Seiyefa’s eyebrows lifted. “What did he say?”
“He finally got his residency,” Pere replied. “Big English. Papers. He said he’s now working for the city council. Road sanitation. Cleaning streets, washing roads and gutters. He said the job is embarrassing for a former well-respected Abuja real estate agent. Last week, someone called him a monkey and told him to go back to the jungle. On top of it, after tax and bills, he too is choking.”
Pere sighed. “He told me he feels small, but at least his smallness pays on time. That over there, even his shame has rent. I didn’t know whether to congratulate him or tell him sorry.”
They sat with that for a moment.
“So,” Seiyefa said quietly, “Preye is in America, afraid to breathe wrong. Ebimini is in the UK, scrubbing roads. We are here, calculating seasoning cubes. Everybody is poor, just in different currencies.”
Pere almost smiled. “Different kinds of poverty,” he said. “Ours without a passport. Theirs with visa and residency.” No administration seems to be favouring anybody regardless of location.”
They fell quiet again.
“I’m tired,” Seiyefa said at last. “Not just body tired. Tired of pretending this is fine.”
Inside, their mother coughed and shifted. Soon she would get up, pray over them and repeat the familiar lines: “This year will favour us.” Pere felt a sharp ache in his chest. He didn’t despise her words. He just no longer knew where faith ended, and denial began.
A young man walked into the compound with a bundle of papers and started pushing them under doors. When he reached them, he handed one to Pere and kept moving.
COMMUNITY MEETING, it read. At the primary school.
Topic: “Rising rents, light, and how we are coping.”
At the bottom, in smaller writing: Come if you are tired.

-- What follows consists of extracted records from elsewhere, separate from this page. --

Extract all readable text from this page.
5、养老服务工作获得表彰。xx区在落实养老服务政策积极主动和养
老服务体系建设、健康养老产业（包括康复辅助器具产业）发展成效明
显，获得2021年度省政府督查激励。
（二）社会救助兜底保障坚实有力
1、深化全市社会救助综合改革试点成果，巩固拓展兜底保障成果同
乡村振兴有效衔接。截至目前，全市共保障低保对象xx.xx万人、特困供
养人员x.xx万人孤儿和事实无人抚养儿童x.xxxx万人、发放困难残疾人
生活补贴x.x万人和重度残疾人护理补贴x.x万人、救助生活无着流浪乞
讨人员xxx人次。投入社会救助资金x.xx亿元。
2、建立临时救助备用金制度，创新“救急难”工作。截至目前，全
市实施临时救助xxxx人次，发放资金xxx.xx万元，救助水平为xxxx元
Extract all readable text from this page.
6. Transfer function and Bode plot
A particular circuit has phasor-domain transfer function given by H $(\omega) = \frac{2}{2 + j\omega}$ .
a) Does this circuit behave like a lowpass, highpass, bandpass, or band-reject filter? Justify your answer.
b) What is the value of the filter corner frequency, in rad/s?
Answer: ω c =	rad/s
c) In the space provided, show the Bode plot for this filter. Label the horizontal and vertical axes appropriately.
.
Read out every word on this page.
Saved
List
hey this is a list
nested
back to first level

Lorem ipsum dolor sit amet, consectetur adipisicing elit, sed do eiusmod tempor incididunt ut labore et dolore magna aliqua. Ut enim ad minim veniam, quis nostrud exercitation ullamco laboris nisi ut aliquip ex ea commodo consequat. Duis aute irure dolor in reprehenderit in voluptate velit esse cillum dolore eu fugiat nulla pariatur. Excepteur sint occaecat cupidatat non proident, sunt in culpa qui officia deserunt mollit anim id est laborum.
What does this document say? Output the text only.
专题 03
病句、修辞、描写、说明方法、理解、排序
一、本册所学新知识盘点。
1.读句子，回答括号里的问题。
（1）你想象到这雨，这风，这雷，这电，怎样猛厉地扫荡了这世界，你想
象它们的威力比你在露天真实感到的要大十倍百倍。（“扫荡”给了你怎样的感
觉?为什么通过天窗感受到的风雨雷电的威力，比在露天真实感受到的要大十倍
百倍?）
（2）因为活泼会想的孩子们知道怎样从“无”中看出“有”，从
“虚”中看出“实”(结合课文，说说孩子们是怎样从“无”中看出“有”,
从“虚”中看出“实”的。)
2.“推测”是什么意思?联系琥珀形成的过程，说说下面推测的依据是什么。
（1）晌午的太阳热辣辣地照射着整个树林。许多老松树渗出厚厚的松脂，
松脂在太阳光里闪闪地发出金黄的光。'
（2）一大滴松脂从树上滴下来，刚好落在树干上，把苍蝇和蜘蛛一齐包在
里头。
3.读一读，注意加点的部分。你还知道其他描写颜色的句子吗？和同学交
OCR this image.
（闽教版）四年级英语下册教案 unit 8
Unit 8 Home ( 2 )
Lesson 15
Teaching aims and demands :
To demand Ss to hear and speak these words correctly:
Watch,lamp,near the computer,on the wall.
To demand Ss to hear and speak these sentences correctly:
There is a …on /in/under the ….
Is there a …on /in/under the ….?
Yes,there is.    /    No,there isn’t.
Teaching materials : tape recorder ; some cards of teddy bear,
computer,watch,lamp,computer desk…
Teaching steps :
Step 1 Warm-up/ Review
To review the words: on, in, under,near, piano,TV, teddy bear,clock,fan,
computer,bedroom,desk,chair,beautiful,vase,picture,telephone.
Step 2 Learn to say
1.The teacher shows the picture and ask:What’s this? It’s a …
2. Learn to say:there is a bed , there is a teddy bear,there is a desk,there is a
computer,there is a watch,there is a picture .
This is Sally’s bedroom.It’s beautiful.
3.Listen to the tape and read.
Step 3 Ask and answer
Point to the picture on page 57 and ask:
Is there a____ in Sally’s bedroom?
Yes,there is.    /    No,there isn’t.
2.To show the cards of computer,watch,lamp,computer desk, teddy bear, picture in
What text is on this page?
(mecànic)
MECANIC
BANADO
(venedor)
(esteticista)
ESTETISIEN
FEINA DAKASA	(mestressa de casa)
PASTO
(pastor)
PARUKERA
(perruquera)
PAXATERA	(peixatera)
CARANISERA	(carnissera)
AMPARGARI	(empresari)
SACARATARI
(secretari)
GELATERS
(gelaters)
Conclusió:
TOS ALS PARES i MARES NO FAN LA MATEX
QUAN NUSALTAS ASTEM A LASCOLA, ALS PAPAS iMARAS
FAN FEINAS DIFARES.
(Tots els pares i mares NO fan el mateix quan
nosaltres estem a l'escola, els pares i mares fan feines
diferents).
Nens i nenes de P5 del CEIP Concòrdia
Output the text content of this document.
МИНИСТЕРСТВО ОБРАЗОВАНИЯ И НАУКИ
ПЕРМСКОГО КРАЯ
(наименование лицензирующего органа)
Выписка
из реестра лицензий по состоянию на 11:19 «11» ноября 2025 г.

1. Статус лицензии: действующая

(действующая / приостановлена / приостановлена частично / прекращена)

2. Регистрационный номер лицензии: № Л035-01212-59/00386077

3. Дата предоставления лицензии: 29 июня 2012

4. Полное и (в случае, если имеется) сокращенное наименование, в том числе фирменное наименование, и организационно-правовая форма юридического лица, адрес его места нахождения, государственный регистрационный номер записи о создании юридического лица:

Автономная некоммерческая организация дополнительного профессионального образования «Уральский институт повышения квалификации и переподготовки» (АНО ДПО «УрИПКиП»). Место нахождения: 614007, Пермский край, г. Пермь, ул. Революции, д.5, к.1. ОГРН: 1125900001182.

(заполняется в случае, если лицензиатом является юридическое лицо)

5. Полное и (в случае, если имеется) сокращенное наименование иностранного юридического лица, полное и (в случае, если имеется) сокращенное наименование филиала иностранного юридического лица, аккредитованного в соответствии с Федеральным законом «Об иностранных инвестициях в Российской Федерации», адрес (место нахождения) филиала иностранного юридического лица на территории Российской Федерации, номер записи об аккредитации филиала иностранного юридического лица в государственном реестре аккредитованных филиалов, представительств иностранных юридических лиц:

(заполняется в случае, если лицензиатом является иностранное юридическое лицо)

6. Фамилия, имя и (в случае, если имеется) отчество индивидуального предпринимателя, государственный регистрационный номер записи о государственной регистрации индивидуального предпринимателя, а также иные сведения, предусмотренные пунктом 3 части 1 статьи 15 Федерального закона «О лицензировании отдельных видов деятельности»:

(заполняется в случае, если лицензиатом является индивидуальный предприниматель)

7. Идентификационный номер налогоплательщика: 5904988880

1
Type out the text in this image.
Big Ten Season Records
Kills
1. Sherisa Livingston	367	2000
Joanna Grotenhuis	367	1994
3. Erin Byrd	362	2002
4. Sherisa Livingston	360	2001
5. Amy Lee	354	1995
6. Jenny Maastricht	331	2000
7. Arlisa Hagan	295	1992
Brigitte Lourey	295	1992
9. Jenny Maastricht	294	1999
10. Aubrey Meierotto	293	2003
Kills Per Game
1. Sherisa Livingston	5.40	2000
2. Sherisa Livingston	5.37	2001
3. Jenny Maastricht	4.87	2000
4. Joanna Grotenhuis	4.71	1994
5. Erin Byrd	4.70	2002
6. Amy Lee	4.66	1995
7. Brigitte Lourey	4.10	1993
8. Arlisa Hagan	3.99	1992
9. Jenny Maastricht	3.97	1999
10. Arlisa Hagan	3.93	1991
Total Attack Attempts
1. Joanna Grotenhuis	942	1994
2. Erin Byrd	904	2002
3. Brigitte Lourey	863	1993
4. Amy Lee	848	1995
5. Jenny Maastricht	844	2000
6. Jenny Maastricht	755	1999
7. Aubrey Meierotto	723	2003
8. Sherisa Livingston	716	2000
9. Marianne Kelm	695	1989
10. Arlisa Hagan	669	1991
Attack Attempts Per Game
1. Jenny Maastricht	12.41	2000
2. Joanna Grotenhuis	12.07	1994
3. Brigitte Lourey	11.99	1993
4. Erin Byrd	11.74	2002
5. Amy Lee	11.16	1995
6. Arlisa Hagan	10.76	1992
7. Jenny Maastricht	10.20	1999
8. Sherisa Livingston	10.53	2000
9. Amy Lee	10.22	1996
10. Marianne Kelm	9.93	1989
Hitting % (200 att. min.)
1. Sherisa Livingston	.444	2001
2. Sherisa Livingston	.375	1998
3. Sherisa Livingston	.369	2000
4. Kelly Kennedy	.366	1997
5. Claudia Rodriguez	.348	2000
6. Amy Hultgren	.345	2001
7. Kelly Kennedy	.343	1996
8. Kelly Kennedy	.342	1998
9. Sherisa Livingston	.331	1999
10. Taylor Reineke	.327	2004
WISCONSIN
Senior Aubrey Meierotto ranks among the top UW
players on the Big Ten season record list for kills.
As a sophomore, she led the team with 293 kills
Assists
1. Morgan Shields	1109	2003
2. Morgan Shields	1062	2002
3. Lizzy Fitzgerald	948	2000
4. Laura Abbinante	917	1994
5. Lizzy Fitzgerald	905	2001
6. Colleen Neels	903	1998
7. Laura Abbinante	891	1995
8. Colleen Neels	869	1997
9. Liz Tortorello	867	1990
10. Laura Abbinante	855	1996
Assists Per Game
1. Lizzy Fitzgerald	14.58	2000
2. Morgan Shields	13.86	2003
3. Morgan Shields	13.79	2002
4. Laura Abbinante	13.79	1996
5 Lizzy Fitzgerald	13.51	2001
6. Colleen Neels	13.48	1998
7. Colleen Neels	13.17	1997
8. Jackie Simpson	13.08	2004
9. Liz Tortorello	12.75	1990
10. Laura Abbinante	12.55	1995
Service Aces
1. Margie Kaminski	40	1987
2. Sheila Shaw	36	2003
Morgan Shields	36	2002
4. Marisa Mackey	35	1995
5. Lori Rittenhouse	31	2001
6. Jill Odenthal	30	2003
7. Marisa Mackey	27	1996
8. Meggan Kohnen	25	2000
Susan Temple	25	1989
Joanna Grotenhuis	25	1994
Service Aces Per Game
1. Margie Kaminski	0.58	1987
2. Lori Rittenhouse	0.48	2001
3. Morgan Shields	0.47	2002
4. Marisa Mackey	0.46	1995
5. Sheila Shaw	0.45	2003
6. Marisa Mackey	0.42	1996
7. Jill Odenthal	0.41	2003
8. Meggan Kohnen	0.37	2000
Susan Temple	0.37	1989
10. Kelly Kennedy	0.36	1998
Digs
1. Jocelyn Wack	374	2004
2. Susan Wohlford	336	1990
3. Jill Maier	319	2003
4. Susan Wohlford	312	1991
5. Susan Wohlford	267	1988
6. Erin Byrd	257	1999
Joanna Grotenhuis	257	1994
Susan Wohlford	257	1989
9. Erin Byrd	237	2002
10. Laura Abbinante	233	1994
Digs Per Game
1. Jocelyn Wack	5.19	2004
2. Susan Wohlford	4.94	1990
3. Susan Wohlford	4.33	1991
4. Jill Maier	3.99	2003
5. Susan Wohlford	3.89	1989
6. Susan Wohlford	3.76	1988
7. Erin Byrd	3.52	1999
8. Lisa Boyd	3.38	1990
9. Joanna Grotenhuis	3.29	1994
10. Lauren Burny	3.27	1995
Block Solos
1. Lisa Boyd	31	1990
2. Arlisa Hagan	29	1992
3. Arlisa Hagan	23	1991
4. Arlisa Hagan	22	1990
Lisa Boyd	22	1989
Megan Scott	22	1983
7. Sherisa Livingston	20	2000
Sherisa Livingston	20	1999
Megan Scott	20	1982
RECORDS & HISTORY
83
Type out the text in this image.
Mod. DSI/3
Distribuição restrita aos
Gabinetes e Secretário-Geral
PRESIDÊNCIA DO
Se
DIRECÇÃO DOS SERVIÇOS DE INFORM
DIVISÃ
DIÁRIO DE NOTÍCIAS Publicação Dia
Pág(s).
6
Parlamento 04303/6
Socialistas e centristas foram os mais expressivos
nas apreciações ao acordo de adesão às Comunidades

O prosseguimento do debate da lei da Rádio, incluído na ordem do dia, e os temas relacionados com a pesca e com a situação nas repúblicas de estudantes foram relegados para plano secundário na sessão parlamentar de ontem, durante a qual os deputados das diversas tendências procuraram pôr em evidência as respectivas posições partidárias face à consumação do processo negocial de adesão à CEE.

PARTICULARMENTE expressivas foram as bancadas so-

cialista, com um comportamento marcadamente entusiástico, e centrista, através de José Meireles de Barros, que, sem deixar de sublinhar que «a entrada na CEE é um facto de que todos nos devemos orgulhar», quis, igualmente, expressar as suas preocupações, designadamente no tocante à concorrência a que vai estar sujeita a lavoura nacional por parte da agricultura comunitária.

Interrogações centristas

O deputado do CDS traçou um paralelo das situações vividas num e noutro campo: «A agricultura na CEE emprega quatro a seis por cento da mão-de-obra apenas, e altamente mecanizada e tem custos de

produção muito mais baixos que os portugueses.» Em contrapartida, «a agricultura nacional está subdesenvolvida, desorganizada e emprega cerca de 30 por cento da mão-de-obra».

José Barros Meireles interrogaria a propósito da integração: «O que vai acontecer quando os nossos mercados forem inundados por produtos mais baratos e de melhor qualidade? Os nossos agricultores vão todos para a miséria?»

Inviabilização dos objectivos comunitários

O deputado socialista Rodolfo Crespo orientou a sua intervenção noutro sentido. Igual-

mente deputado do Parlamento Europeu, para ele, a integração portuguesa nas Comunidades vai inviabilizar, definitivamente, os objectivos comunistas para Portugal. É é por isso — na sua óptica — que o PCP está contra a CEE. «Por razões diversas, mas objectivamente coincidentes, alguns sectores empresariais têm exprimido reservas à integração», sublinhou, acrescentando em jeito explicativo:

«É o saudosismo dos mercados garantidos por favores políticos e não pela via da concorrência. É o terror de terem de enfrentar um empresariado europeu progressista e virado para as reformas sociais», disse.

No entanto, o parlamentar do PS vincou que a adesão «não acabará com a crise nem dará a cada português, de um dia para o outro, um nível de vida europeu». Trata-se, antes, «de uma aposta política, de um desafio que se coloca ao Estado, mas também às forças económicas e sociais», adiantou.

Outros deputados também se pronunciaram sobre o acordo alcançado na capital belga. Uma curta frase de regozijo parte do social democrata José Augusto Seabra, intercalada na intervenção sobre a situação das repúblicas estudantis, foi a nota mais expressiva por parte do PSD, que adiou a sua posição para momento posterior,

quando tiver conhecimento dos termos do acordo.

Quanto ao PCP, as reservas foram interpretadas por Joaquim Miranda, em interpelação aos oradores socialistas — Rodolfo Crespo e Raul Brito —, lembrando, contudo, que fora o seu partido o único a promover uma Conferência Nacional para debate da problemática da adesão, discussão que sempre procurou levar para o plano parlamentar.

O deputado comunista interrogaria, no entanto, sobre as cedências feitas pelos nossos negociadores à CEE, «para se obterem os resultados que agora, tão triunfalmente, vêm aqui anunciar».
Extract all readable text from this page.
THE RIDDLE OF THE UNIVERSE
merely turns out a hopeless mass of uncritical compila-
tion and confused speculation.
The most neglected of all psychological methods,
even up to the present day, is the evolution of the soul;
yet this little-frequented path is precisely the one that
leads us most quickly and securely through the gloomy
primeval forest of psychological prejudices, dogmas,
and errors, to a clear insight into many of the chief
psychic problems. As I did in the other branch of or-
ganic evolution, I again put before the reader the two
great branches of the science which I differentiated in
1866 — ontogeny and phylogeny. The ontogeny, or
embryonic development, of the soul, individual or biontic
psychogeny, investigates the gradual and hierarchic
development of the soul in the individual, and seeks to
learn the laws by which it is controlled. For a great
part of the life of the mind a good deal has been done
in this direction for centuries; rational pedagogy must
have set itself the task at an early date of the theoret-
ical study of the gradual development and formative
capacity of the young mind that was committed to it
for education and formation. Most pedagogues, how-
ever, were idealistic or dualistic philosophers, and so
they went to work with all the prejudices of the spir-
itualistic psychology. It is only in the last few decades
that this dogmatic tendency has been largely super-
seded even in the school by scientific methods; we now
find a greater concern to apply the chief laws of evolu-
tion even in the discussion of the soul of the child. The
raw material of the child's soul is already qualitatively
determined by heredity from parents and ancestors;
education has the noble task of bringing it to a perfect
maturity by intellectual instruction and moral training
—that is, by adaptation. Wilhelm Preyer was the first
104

Pere almost laughed. It sounded like a joke God would make.
“Are you going?” Seiyefa asked.
“I don’t do meetings,” he said. “People shout, nothing changes.”
“You don’t do meetings,” she said quietly, “but meetings are doing you. Rents, light, fuel, everything. Whether you talk or not.”
He stared at the paper.
He thought of all the hours he had spent speaking to the mirror, declaring change that never came. All the days he had gone to church and shouted “Amen” while prices rose faster than his salary. All the times he had told Seiyefa and his mother, “Don’t say negative things,” as if words alone moved policy. Nothing had stopped the heat.
“I’ll go,” he said, almost surprising himself.
Seiyefa nodded. “I’ll come with you.”
He looked at her. “You?”
“I live here too,” she said. “My own suffering is not by proxy.”
Pere picked up the jerrycan and joined the queue at the tap. The water came in a thin, stubborn stream, like it too was tired but refusing to stop completely.
When they went back inside, their mother was already sitting on the edge of her mattress, Bible open on her lap.
“Come,” she said. “Let us pray. This administration will favour—”
“Mummy,” Pere cut in, more sharply than he meant to. “Can we… not say that part today?”
She stared at him as if he had slapped her. Seiyefa held her breath.
“So what should we say?” his mother whispered.
Pere did not have an answer that wouldn’t break something. He sat down beside her anyway and took her hand.
“Let’s just say we are tired,” he said. “And see what God does with that one first.”
For a while, nobody spoke. Then, quietly, his mother began to pray, this time without mentioning any administration, here or abroad.